La casa estaba lejos de la población, en lugar retirado y esquivo, más allá de la sombría quinta que fue más tarde de D. Juan de Castro, y en amenísimo valle, camino de Colares.
Los genoveses, viudo el uno y solterón el otro, aunque eran ambos de edad provecta, enemigos del escándalo y muy inclinados a la devoción, gustaban de echar de vez en cuando una cana al aire, sin perder su grave circunspección y con la debida cautela. En aquellos días, estaban afanadísimos con los preparativos y el embarque de víveres y de otros bastimentos que por contrata debían hacer y que hacían para la salida de la flota.
No bien esta se diese a la vela, se proponían ellos reposar de sus fatigas y recrearse y holgarse en su retiro campestre, con un idilio delicioso y bien concertado. A este fin, enviaron por delante, para que lo tuviesen todo dispuesto y los aguardasen nada menos que a donna Olimpia de Belfiore y a su compañera Teletusa. Ambas, se comprometieron con gusto y fueron a esta excursión.
Donna Olimpia era muy singular mujer por todos estilos. Se preciaba de bien nacida, de leal en sus tratos, de fiel a sus compromisos y de tener una conciencia tan escrupulosa y estrecha, cuanto su profesión consentía.
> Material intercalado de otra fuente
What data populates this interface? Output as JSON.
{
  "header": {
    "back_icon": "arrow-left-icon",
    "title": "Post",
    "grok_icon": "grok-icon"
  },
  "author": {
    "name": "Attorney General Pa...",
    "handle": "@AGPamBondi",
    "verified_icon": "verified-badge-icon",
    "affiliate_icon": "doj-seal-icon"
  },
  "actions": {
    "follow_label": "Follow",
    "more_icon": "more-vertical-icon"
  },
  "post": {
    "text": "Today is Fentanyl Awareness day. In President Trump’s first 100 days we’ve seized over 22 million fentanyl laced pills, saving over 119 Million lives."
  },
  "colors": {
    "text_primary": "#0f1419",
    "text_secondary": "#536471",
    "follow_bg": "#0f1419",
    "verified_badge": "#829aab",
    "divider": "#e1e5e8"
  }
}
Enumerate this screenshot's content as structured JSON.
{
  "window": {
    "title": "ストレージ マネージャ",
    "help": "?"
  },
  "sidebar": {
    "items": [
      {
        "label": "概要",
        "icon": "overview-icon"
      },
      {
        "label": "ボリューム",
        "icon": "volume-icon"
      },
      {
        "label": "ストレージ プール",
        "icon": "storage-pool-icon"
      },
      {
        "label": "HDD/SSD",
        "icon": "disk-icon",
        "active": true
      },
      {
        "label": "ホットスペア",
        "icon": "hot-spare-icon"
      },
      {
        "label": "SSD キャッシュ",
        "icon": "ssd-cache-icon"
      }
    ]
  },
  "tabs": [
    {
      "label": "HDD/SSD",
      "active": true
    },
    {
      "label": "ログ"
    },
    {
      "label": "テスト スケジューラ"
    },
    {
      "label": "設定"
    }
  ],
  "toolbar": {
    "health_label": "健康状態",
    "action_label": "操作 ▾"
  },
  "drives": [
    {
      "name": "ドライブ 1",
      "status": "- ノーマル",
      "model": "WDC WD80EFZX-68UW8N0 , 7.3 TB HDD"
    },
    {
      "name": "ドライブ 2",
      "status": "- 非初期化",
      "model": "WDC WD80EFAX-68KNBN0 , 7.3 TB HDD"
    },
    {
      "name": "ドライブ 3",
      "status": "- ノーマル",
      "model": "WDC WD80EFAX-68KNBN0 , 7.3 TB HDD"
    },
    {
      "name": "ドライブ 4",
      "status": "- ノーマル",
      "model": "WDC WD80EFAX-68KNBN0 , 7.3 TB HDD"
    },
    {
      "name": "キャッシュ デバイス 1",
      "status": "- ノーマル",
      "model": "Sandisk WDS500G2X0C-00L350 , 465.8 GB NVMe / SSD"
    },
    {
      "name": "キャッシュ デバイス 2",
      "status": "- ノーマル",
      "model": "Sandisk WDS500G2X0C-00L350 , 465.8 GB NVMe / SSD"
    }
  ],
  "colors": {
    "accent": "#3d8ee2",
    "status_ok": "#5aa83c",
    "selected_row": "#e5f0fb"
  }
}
Jactábase donna Olimpia de la nobleza de su cuna, procuraba hacer creer que era su familia del patriciado de Venecia y que figuraba en el
Libro de oro
, y aun llegaba a afirmar en ocasiones que en el Tribunal de los Díez se había sentado un tío suyo.
Años atrás, donna Olimpia había figurado con brillo en los saraos de la bella Imperia, Aspacia del siglo de León X, como la cortesana de Mileto lo había sido del de Pericles. Donna Olimpia, satélite ya de un astro tan refulgente, acaso hubiera llegado a igualarse con dicho astro, si su desatentada afición a correr mundo y ver tierras extrañas no lo hubiese estorbado. Era tal afición, que Pedro Aretino, autor de la preciosa historia de
La p… errante
, pensó con insistencia en tomar a donna Olimpia por modelo, para dotar su historia de una segunda parte más variada y peregrina. Acaso impidió que dicho propósito se realizase la repentina muerte de Pedro Aretino, el cual, según aseguran, aunque donna Olimpia, que era muy su amiga, lo negaba como calumniosa patraña, murió de risa, al oír contar los embustes, embelecos y travesuras de una hermana suya, famosa por sus devaneos.